B.                 L’agente a‑t‑elle respecté le droit de la demanderesse à l’équité procédurale?

[25]           La demanderesse affirme que l’agente a enfreint son droit à l’équité procédurale en parvenant à une conclusion défavorable concernant sa crédibilité sans la tenue d’une audience. Habituellement, un ERAR s’effectue sans audience, mais l’alinéa 113b) de la LIPR prévoit qu’« une audience peut être tenue si le ministre l’estime requis compte tenu des facteurs réglementaires » (Cho c Canada (Ministre de la Citoyenneté et de l’Immigration), 2010 CF 1299 au paragraphe 22). L’article 167 du Règlement sur l’immigration et la protection des réfugiés, DORS/2002‑227 [ci‑après le Règlement], énonce les facteurs à prendre en compte pour décider si une audience est nécessaire :

                     La question de savoir si les éléments de preuve soulèvent une question importante en ce qui concerne la crédibilité du demandeur qui se rapporte au fondement de la demande;

                     L’importance de ces éléments de preuve pour le résultat de la décision;

                     La question de savoir si ces éléments de preuve, à supposer qu’ils soient admis, justifieraient que soit accordée la protection.

[26]           Dans la décision Strachn c Canada (Ministre de la Citoyenneté et de l’Immigration), 2012 CF 984, le juge Rennie (alors juge de la présente Cour) a fait les remarques suivantes sur les facteurs énumérés à l’article 167 du Règlement :

[34]      Le critère prévu par cette disposition a été interprété comme étant un critère conjonctif, c’est‑à‑dire que la tenue d’une audience est généralement requise si des éléments de preuve importants pour la prise de la décision soulèvent des doutes quant à leur crédibilité et que ces éléments de preuve, à supposer qu’ils soient admis, justifieraient que la demande soit accueillie : Ullah c Canada (Ministre de la Citoyenneté et de l’Immigration), 2011 CF 221. Si la Cour a reconnu qu’il existe une différence entre une conclusion défavorable concernant la crédibilité et une conclusion d’insuffisance de la preuve, elle a aussi parfois conclu qu’un agent avait incorrectement formulé de véritables conclusions relatives à la crédibilité comme s’il s’agissait de conclusions d’insuffisance de la preuve et que, en conséquence, la tenue d’une audience aurait dû être accordée : Zokai c Canada (Ministre de la Citoyenneté et de l’Immigration), 2005 CF 1103, au paragraphe 12; Liban c Canada (Ministre de la Citoyenneté et de l’Immigration), 2008 CF 1252, au paragraphe 14; Haji c Canada (Ministre de la Citoyenneté et de l’Immigration), 2009 CF 889, aux paragraphes 14 à 16. 

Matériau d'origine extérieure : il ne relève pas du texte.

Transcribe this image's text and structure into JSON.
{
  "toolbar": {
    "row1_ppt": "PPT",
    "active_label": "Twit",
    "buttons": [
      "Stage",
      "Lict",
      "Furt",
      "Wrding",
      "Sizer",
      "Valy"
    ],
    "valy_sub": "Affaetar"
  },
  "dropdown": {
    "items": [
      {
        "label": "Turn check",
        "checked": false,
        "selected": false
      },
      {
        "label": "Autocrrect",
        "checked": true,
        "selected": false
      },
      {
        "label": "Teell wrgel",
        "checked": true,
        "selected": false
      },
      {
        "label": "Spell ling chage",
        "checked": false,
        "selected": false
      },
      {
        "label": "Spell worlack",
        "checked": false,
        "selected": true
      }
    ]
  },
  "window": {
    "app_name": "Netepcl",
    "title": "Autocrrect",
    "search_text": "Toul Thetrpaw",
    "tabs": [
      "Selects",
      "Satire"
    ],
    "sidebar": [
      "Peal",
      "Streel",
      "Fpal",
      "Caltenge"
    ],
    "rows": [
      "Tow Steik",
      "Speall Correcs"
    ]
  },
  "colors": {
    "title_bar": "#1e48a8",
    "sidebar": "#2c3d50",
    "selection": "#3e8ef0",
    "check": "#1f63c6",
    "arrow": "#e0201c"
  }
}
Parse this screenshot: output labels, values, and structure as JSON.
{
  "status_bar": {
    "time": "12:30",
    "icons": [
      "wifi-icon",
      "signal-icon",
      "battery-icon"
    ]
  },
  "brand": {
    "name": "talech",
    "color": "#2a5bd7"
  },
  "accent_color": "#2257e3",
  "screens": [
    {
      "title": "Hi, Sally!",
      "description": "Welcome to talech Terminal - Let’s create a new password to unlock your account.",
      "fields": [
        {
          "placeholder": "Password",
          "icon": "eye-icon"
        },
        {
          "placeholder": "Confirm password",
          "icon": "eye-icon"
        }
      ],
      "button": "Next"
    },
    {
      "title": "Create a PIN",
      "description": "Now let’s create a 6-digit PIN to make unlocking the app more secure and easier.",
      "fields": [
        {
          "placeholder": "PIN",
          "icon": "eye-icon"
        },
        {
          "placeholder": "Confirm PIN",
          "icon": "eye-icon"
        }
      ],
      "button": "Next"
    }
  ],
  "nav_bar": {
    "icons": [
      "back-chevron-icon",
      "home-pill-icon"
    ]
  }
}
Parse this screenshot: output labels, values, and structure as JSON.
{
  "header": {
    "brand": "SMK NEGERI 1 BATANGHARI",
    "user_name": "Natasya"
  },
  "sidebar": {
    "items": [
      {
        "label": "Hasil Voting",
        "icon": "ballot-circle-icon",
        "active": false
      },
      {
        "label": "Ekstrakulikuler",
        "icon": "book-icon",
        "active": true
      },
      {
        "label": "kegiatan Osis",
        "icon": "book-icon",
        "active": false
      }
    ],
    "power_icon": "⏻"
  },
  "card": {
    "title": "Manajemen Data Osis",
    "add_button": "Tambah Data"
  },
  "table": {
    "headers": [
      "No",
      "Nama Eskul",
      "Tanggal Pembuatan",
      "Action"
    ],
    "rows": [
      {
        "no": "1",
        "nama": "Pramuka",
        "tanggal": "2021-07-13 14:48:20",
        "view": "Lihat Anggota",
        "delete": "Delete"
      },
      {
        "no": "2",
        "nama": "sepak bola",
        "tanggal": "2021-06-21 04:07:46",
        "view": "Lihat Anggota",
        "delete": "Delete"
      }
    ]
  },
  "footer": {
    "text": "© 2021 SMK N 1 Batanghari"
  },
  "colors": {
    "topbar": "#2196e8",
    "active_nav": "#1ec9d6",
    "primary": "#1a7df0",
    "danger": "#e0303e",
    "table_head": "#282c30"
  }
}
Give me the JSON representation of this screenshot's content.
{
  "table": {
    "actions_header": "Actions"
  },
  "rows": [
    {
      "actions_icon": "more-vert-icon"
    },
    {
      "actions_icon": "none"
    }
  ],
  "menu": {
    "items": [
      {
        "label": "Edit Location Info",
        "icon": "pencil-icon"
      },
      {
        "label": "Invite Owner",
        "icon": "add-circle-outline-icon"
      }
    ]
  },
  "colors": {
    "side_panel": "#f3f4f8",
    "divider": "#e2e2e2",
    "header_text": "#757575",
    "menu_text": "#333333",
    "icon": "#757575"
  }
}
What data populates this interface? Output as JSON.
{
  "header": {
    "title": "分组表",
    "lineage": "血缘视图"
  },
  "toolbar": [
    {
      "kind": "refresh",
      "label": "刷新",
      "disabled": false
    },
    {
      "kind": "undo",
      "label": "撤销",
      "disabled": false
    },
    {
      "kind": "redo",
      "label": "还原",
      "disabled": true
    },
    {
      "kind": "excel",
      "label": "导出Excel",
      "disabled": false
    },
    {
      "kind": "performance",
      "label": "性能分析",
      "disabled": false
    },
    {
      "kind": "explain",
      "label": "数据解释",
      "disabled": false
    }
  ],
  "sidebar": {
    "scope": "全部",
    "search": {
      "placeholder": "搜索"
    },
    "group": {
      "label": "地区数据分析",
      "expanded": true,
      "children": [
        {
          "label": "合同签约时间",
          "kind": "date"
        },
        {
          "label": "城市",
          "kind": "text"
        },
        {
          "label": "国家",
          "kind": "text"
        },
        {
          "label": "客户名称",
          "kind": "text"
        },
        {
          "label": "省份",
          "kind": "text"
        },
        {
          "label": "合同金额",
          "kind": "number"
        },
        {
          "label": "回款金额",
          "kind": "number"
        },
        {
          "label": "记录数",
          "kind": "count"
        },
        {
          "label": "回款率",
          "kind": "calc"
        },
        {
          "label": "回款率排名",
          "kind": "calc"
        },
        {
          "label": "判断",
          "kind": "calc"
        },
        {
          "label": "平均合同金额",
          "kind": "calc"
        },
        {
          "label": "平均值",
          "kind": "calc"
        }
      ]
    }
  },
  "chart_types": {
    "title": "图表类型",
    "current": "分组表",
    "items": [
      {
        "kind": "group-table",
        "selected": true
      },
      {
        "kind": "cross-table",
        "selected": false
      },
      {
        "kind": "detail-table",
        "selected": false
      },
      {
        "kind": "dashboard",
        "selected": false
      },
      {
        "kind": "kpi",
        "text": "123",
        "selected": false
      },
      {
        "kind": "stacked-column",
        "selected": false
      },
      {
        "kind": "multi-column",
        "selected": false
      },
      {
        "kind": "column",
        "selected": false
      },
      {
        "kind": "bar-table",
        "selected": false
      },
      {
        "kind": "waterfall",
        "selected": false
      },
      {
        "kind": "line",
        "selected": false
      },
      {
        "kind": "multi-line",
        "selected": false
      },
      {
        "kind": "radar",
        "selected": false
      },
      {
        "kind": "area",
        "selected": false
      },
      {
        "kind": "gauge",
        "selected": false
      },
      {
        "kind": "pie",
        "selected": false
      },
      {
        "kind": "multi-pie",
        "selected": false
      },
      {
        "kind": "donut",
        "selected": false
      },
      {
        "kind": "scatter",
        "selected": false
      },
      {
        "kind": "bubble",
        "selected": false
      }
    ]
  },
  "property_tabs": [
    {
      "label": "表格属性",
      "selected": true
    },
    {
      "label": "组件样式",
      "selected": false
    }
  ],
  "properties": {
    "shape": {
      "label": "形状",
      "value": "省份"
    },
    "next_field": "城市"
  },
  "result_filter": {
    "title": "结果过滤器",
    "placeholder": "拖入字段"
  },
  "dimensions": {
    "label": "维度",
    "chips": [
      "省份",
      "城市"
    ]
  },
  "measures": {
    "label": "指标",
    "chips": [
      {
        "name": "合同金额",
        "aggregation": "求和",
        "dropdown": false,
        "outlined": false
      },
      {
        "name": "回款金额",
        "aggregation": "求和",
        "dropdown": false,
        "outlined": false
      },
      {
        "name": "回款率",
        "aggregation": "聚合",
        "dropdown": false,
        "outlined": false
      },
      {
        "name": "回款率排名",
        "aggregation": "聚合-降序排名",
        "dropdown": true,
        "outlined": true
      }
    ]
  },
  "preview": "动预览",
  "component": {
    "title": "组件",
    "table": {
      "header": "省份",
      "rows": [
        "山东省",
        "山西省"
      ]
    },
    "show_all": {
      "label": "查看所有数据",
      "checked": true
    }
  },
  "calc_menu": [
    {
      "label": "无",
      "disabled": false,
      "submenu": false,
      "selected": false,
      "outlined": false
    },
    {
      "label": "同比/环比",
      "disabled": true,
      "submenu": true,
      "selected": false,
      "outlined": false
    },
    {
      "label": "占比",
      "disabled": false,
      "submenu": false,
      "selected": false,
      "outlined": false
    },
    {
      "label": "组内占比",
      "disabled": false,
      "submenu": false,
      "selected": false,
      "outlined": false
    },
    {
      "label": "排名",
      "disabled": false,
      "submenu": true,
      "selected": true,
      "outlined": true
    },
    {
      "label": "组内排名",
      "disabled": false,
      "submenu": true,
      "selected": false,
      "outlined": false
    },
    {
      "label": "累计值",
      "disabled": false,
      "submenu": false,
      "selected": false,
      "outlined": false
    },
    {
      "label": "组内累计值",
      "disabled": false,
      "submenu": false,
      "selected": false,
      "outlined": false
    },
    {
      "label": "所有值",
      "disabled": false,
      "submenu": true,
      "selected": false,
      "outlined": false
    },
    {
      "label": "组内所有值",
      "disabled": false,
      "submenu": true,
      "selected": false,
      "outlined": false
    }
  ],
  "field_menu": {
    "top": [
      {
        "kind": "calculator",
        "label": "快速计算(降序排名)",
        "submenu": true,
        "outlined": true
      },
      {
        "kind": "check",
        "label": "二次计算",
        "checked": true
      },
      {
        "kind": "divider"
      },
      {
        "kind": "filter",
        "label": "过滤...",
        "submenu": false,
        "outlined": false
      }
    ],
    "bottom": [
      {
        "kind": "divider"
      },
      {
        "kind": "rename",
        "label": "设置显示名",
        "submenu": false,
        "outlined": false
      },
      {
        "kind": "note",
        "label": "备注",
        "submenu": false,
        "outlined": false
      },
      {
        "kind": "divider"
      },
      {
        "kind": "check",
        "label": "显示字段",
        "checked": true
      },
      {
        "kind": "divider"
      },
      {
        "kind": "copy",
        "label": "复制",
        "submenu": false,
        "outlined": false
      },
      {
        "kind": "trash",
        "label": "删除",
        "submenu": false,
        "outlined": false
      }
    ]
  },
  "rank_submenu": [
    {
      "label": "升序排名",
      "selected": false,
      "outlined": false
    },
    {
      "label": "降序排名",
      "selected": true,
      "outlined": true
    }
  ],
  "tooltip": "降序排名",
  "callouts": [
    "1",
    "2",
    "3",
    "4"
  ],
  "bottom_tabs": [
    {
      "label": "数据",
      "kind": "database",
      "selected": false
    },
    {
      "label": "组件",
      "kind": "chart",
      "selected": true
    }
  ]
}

[27]           L’agente a formulé deux commentaires qui, de l’avis de la demanderesse, s’apparentent à des conclusions défavorables concernant la crédibilité. L’agente a mentionné une lettre du centre communautaire situé au 519 Church Street, où la demanderesse travaille comme bénévole, et a indiqué qu’elle [traduction« n’établit pas que la demanderesse est lesbienne/bisexuelle ». Comme on l’a déjà vu, l’agente a affirmé à un autre endroit dans sa décision que [traduction« la demanderesse n’a pas adopté le style de vie d’une lesbienne ».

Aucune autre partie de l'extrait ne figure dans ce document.